Ma tanto fu diretto nella vita quanto invece allusivo sulla
scena, dove diede vita al teatro della minaccia ('’La vita di ognuno di noi
è sempre minacciata e incerta. Viviamo nella repressione e fingiamo di
vivere nella libertà'’). La sua è l’arte di scrivere per sottrazione,
costruendo personaggi e vicende esemplari, sganciate da ogni contingenza. E
nonostante questo riuscendo a farli sentire vivi, concreti, esemplari.
Vale per le figure dei primi drammi anni Cinquanta e Sessanta, dal
Calapranzi al Guardiano, come per quelli più politici degli
ultimi venti anni, da Il bicchiere della staffa a Ceneri alle
ceneri, passando per le tragicommedie che trattano apparentemente
dell’amore e delle sue menzogne, da L’amante a Tradimenti,
ma che forse parlano di inganni ben più profondi e esistenziali, della morte
inevitabile di illusioni e speranze.
Pinter, nato ad Hackney, un sobborgo di Londra, il 10 ottobre 1930, iniziò
la sua carriera teatrale come attore, prima frequentando grandi scuole di
recitazione, poi girando l’Irlanda con una compagnia shakespeariana con lo
pseudonimo di David Barron. La sua carriera di drammaturgo iniziò, quasi per
caso, nel 1957, quando scrisse per un amico in quattro giorni un atto unico
intitolato La stanza. Del 1958 il celebre Festa di compleanno,
in cui due ignoti visitatori piombano a casa di un giovane misantropo che
vive isolato. Ancor maggiore impatto suscita i lavoro di Pinter quando gli
argomenti diventano più drammatici, e si capisce che il riferimento è, per
esempio, alla tragedia dei desaparecidos argentini in Il bicchiere della
staffa del 1984 o alla Shoah in Ceneri alle ceneri del 1996.

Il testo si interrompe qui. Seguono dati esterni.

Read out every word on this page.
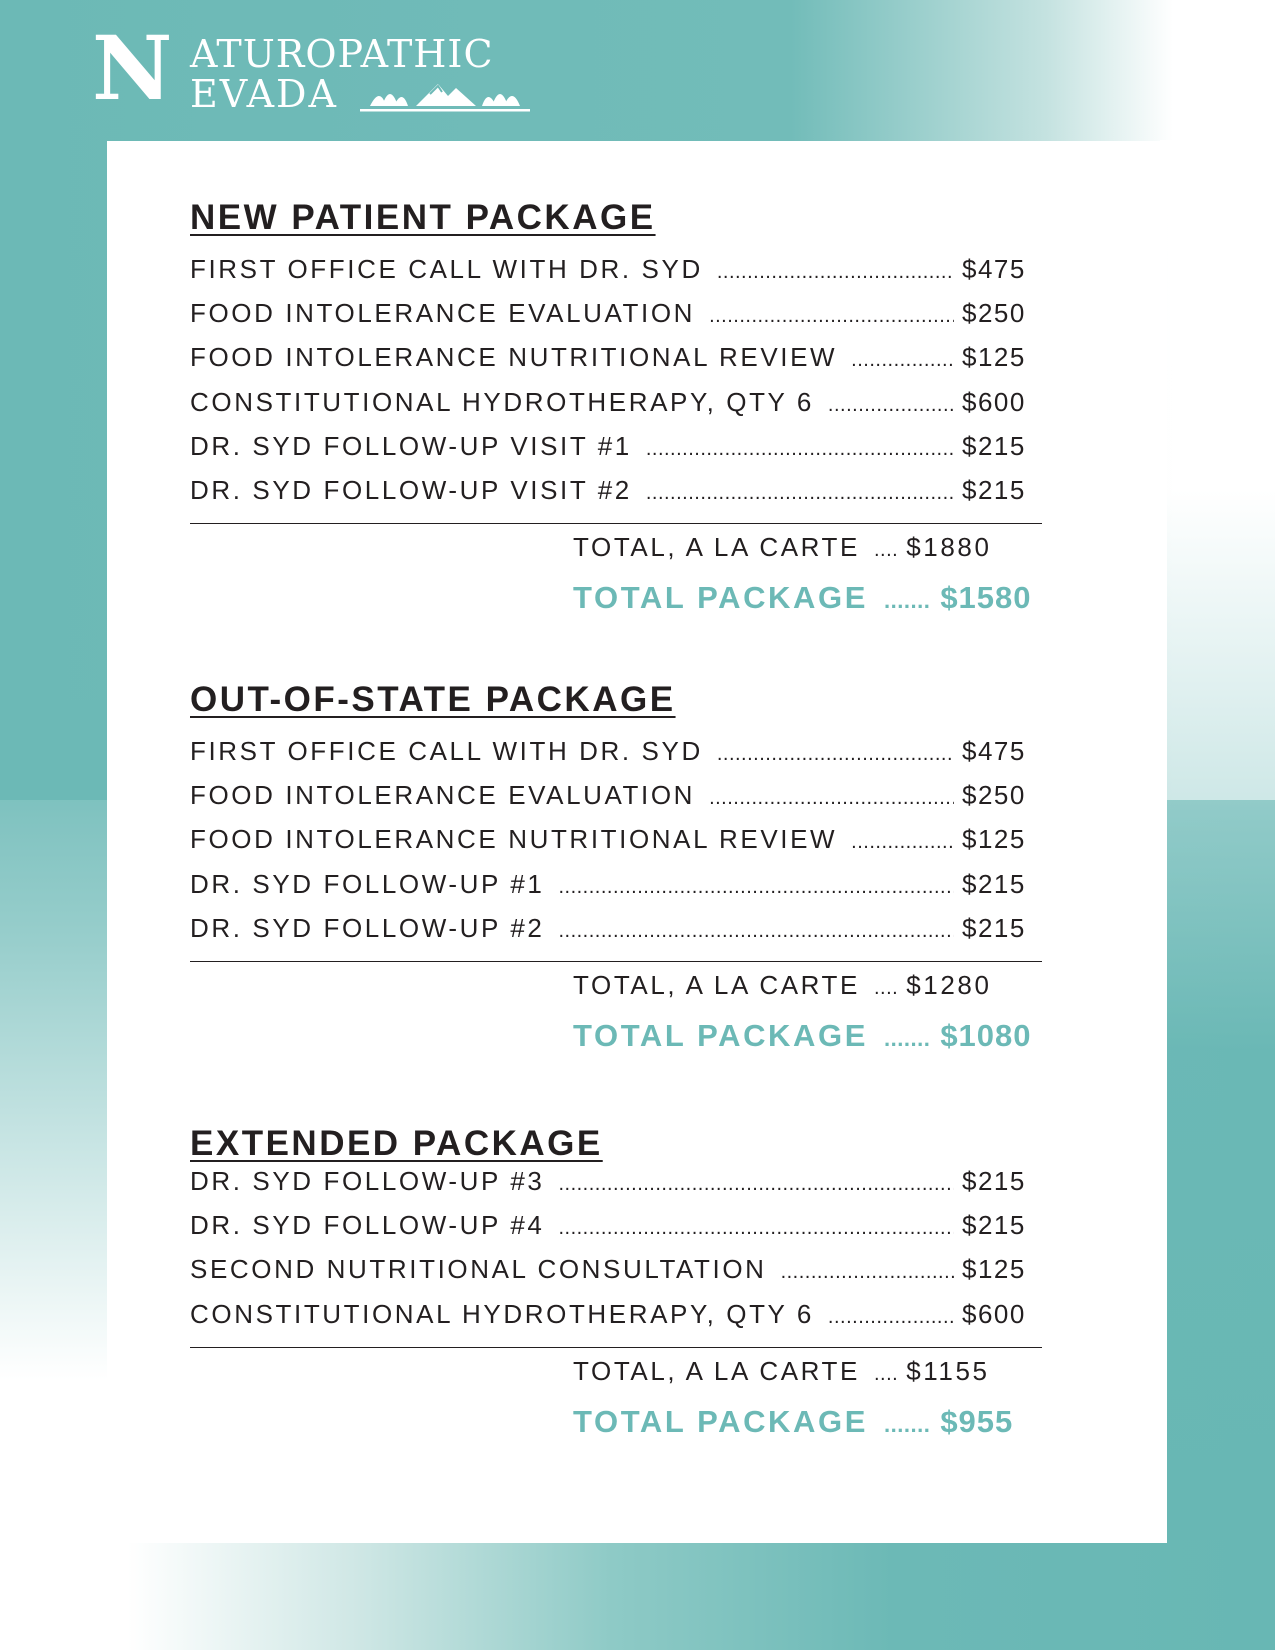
N ATUROPATHIC
EVADA
NEW PATIENT PACKAGE
FIRST OFFICE CALL WITH DR. SYD .....	$475
FOOD INTOLERANCE EVALUATION .....	$250
FOOD INTOLERANCE NUTRITIONAL REVIEW .....	$125
CONSTITUTIONAL HYDROTHERAPY, QTY 6 .....	$600
DR. SYD FOLLOW-UP VISIT #1 .....	$215
DR. SYD FOLLOW-UP VISIT #2 .....	$215
TOTAL, A LA CARTE .... $1880
TOTAL PACKAGE ....... $1580
OUT-OF-STATE PACKAGE
FIRST OFFICE CALL WITH DR. SYD .....	$475
FOOD INTOLERANCE EVALUATION .....	$250
FOOD INTOLERANCE NUTRITIONAL REVIEW .....	$125
DR. SYD FOLLOW-UP #1 .....	$215
DR. SYD FOLLOW-UP #2 .....	$215
TOTAL, A LA CARTE .... $1280
TOTAL PACKAGE ....... $1080
EXTENDED PACKAGE
DR. SYD FOLLOW-UP #3 .....	$215
DR. SYD FOLLOW-UP #4 .....	$215
SECOND NUTRITIONAL CONSULTATION .....	$125
CONSTITUTIONAL HYDROTHERAPY, QTY 6 .....	$600
TOTAL, A LA CARTE .... $1155
TOTAL PACKAGE ....... $955
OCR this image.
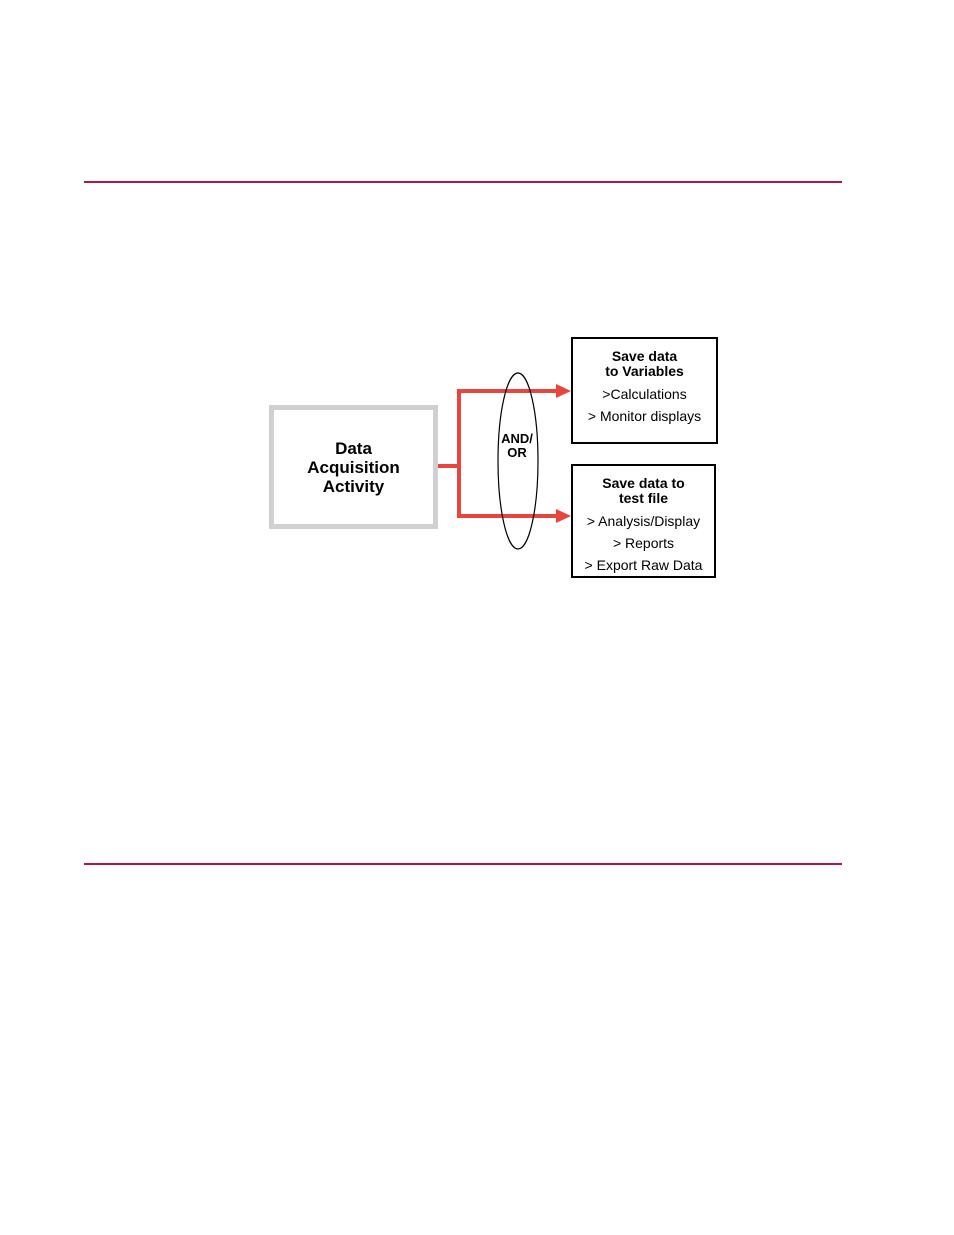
Data
Acquisition
Activity
AND/
OR
Save data
to Variables
>Calculations
> Monitor displays
Save data to
test file
> Analysis/Display
> Reports
> Export Raw Data
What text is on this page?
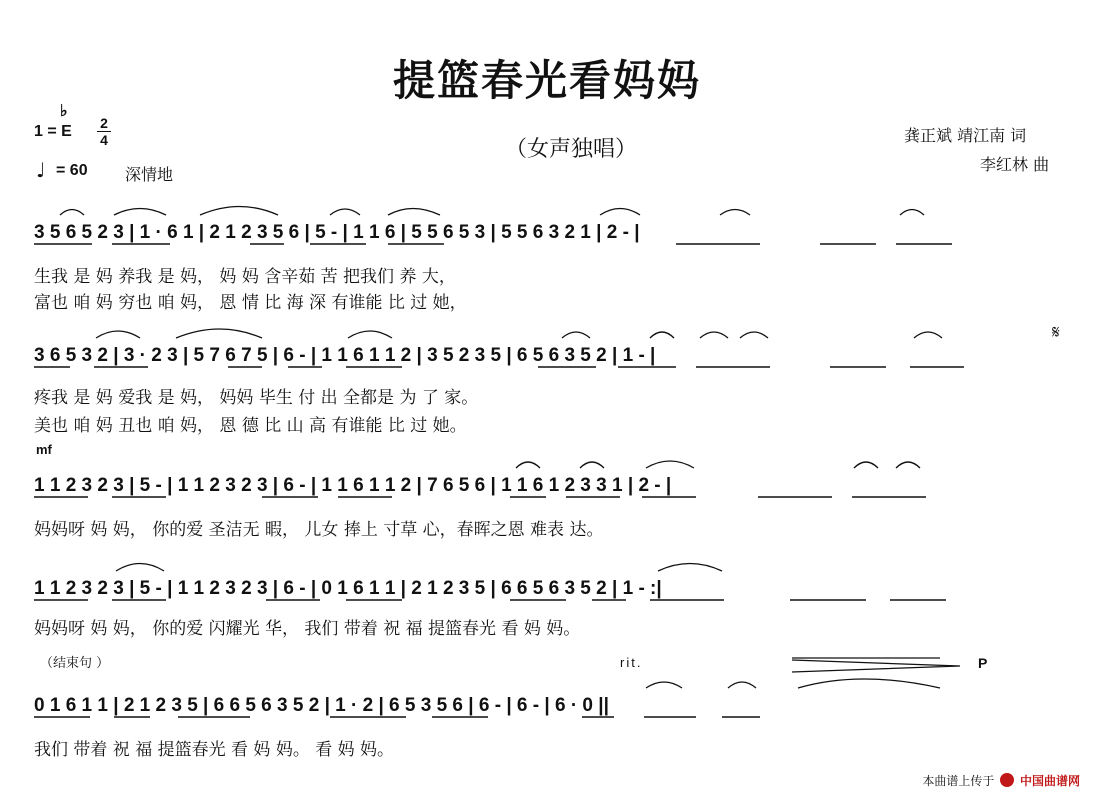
提篮春光看妈妈
（女声独唱）
♭
1 = E 2
4
♩ = 60 深情地
龚正斌 靖江南 词
李红林 曲
mf
（结束句 ）	rit.	P
𝄋
3 5 6 5 2 3 | 1 · 6 1 | 2 1 2 3 5 6 | 5 - | 1 1 6 | 5 5 6 5 3 | 5 5 6 3 2 1 | 2 - |
生我 是 妈 养我 是 妈， 妈 妈 含辛茹 苦 把我们 养 大，
富也 咱 妈 穷也 咱 妈， 恩 情 比 海 深 有谁能 比 过 她，
3 6 5 3 2 | 3 · 2 3 | 5 7 6 7 5 | 6 - | 1 1 6 1 1 2 | 3 5 2 3 5 | 6 5 6 3 5 2 | 1 - |
疼我 是 妈 爱我 是 妈， 妈妈 毕生 付 出 全都是 为 了 家。
美也 咱 妈 丑也 咱 妈， 恩 德 比 山 高 有谁能 比 过 她。
1 1 2 3 2 3 | 5 - | 1 1 2 3 2 3 | 6 - | 1 1 6 1 1 2 | 7 6 5 6 | 1 1 6 1 2 3 3 1 | 2 - |
妈妈呀 妈 妈， 你的爱 圣洁无 暇， 儿女 捧上 寸草 心，春晖之恩 难表 达。
1 1 2 3 2 3 | 5 - | 1 1 2 3 2 3 | 6 - | 0 1 6 1 1 | 2 1 2 3 5 | 6 6 5 6 3 5 2 | 1 - :|
妈妈呀 妈 妈， 你的爱 闪耀光 华， 我们 带着 祝 福 提篮春光 看 妈 妈。
0 1 6 1 1 | 2 1 2 3 5 | 6 6 5 6 3 5 2 | 1 · 2 | 6 5 3 5 6 | 6 - | 6 - | 6 · 0 ||
我们 带着 祝 福 提篮春光 看 妈 妈。 看 妈 妈。
本曲谱上传于 中国曲谱网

Autore del suo tempo, Pinter ha anche scritto testi radiofonici, volumi di
poesia e sceneggiature per il cinema, legando il suo nome a film di qualità
e successo, come La donna del tenente francese di Reisz, per cui è
stato candidato all’Oscar e al Golden Globe, Cortesie per gli ospiti
di Schrader, Messaggero d’amore di Losey. Ha adattato per il cinema
anche il capolavoro di Proust, mai realizzato e uscito solo in volume.